Fetch Command (sitemap fetch <url>)

  • -o, --output <file> - Output file (default: preserve original filename)
  • -f, --format <fmt> - Output format: xml (default), html, txt, rss, atom, mrss
  • -r, --recursive - Fetch all sitemaps in a sitemap index
  • --force - Delete existing output dir before recursive fetch
  • --no-verify-ssl - Don't verify SSL certificates
  • -v, --verbose - Verbose output

Note: Recursive fetch creates a descriptive directory (e.g., example.com-sitemap/) with path-aware filenames (e.g., sitemap-blog.xml, sitemap-news-2024.xml).

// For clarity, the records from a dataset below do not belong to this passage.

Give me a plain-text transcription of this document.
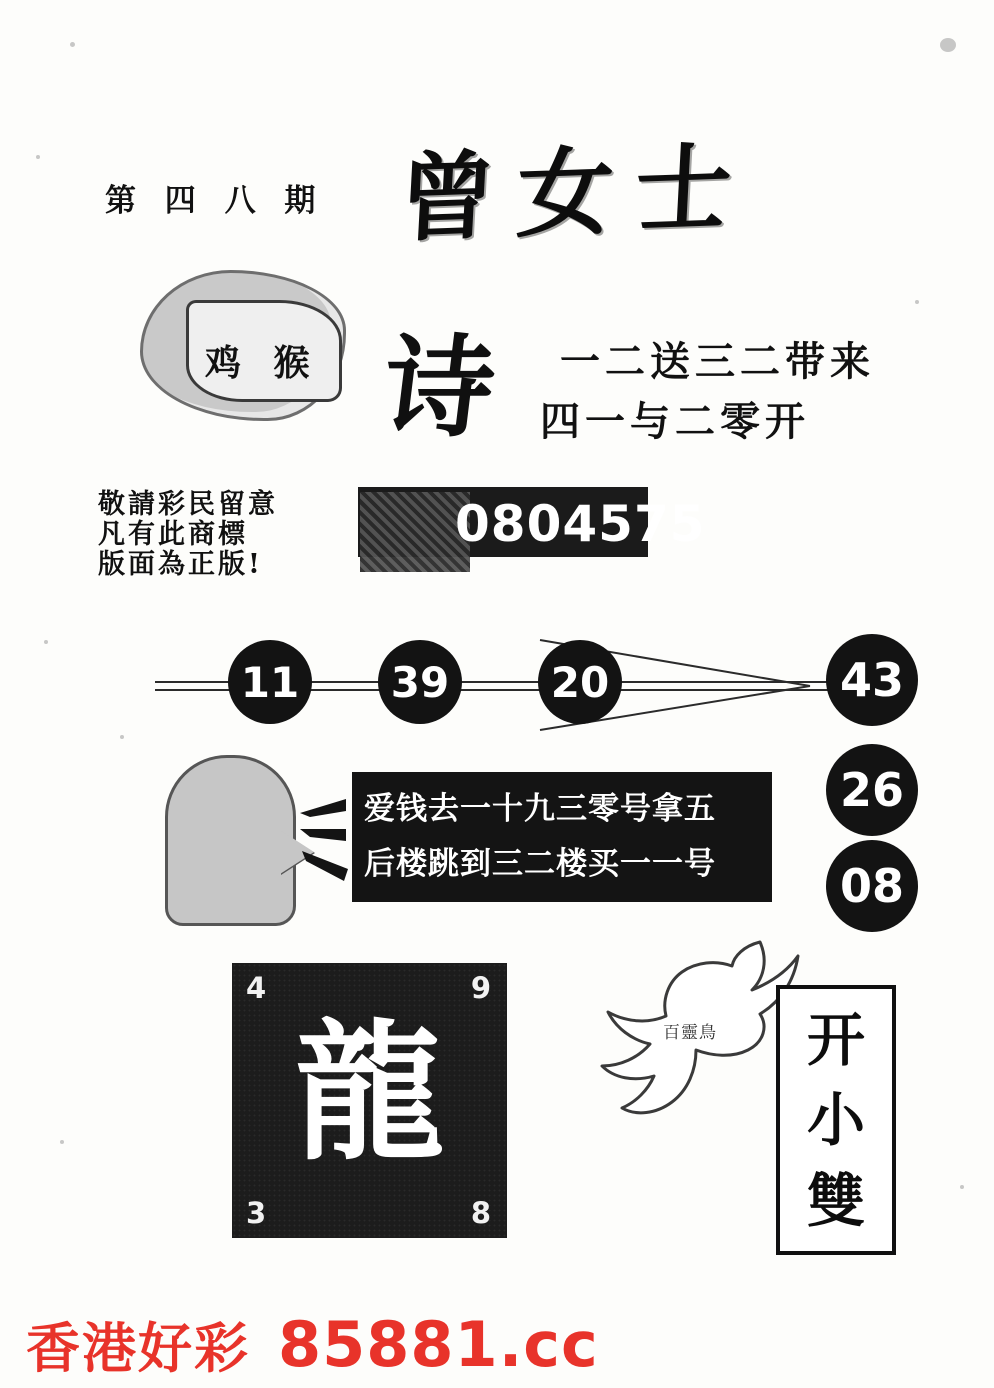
第 四 八 期 曾女士
鸡 猴 诗 一二送三二带来
四一与二零开
敬請彩民留意
凡有此商標
版面為正版!
0804575
11	39	20	43
26
08
爱钱去一十九三零号拿五
后楼跳到三二楼买一一号
4	9
3	8
龍	百靈鳥 开
小
雙
香港好彩 85881.cc
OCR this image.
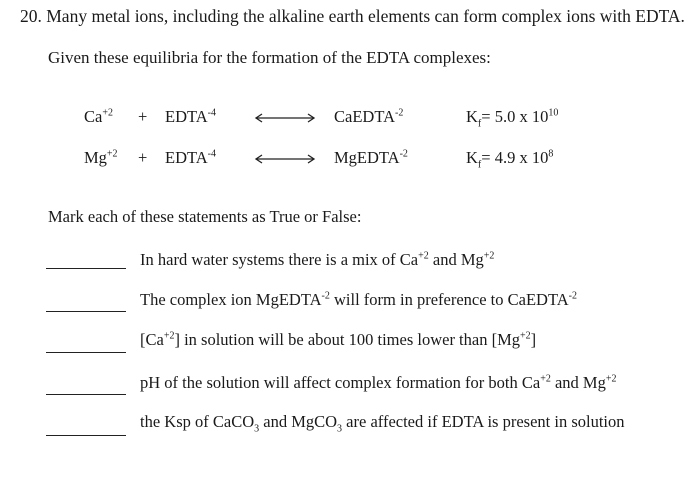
20. Many metal ions, including the alkaline earth elements can form complex ions with EDTA.
Given these equilibria for the formation of the EDTA complexes:
$Ca^{+2}$ + $EDTA^{-4}$	CaEDTA$^{-2}$	$K_f= 5.0$ x $10^{10}$
$Mg^{+2}$ + $EDTA^{-4}$	MgEDTA$^{-2}$	$K_f= 4.9$ x $10^8$
Mark each of these statements as True or False:
In hard water systems there is a mix of $Ca^{+2}$ and $Mg^{+2}$
The complex ion MgEDTA$^{-2}$ will form in preference to CaEDTA$^{-2}$
$[Ca^{+2}]$ in solution will be about 100 times lower than $[Mg^{+2}]$
pH of the solution will affect complex formation for both $Ca^{+2}$ and $Mg^{+2}$
the Ksp of CaCO$_3$ and MgCO$_3$ are affected if EDTA is present in solution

Build Command (sitemap build <file>)

  • -o, --output <file> - Output file (default: sitemap.)
  • -f, --format <fmt> - Output format: xml, html, txt, rss, atom, mrss (default: xml)
  • -m, --max-urls-per-file <n> - Max URLs per sitemap file (default: 50000)
  • --base-url <url> - Base URL for ping (required with --ping)
  • --ping - Ping search engines after generating
  • -v, --verbose - Verbose output

Parse Command (sitemap parse <file|url>)

  • -r, --recursive - Enable recursive parsing
  • --recursive-depth=<n> - Set recursive depth (0=infinite, 1+=limited)
  • --no-verify-ssl - Don't verify SSL certificates
  • -v, --verbose - Verbose output (show lastmod)
  • -h, --help - Show this help message

Convert Command (sitemap convert <file>)

  • -o, --output <file> - Output file (default: derived from input)
  • -f, --format <fmt> - Output format: xml, html, txt, rss, atom, mrss (default: txt)
  • -v, --verbose - Verbose output
  • -h, --help - Show this help message

Tree Command (sitemap tree <file>)

Build a sitemap from a JSON (.json) or YAML (.yml/.yaml) site tree definition. Priorities are auto-inferred from tree depth.

JSON format:

{
  "base_url": "https://example.com",
  "pages": [
    {"stub": "home", "priority": 1.0},
    {"stub": "about",
     "children": [
       {"stub": "team"}
     ]},
    {"stub": "blog",
     "children": [
       {"stub": "first-post"},
       {"stub": "second-post"}
     ]}
  ]
}

YAML format:

base_url: "https://example.com"
pages:
  - stub: home
    priority: 1.0
  - stub: about
    children:
      - stub: team
  - stub: blog
    children:
      - stub: first-post
      - stub: second-post
  • -o, --output <file> - Output file (default: sitemap.)
  • -f, --format <fmt> - Output format: xml, html, txt, rss, atom, mrss (default: xml)
  • -z, --compress - Gzip compress output file
  • --no-pretty - Disable pretty printing (XML only)
  • --xsl <url> - Add XSL stylesheet reference
  • --ping - Ping search engines after generating
  • -v, --verbose - Show tree structure during generation

Dir Command (sitemap dir <directory>)

  • --base-url <url> - Base URL for sitemap entries (auto-detect from robots.txt, fallback: file:///)
  • -d, --max-depth <n> - Maximum crawl depth (default: 0 = unlimited)
  • -u, --max-urls <n> - Maximum number of URLs (default: 0 = unlimited)
  • -m, --max-urls-per-file <n> - Max URLs per sitemap file (default: 50000)
  • --no-images - Don't extract images (default: extract)
  • --no-hreflang - Don't extract hreflang links (default: extract)
  • --videos - Extract video metadata from HTML tags and JSON-LD (default: off)
  • --news - Extract NewsArticle JSON-LD and write a separate news sitemap (default: off)
  • --no-priority - Don't calculate priority from depth (default: calculate)
  • --ping - Ping search engines after generating
  • Standard output options also available: -o, -f, -z, --no-pretty, --xsl, -v

AUTHOR

Sasha Abbott sashaa@disroot.org

LICENSE

This library is free software; you can redistribute it and/or modify it under CC0.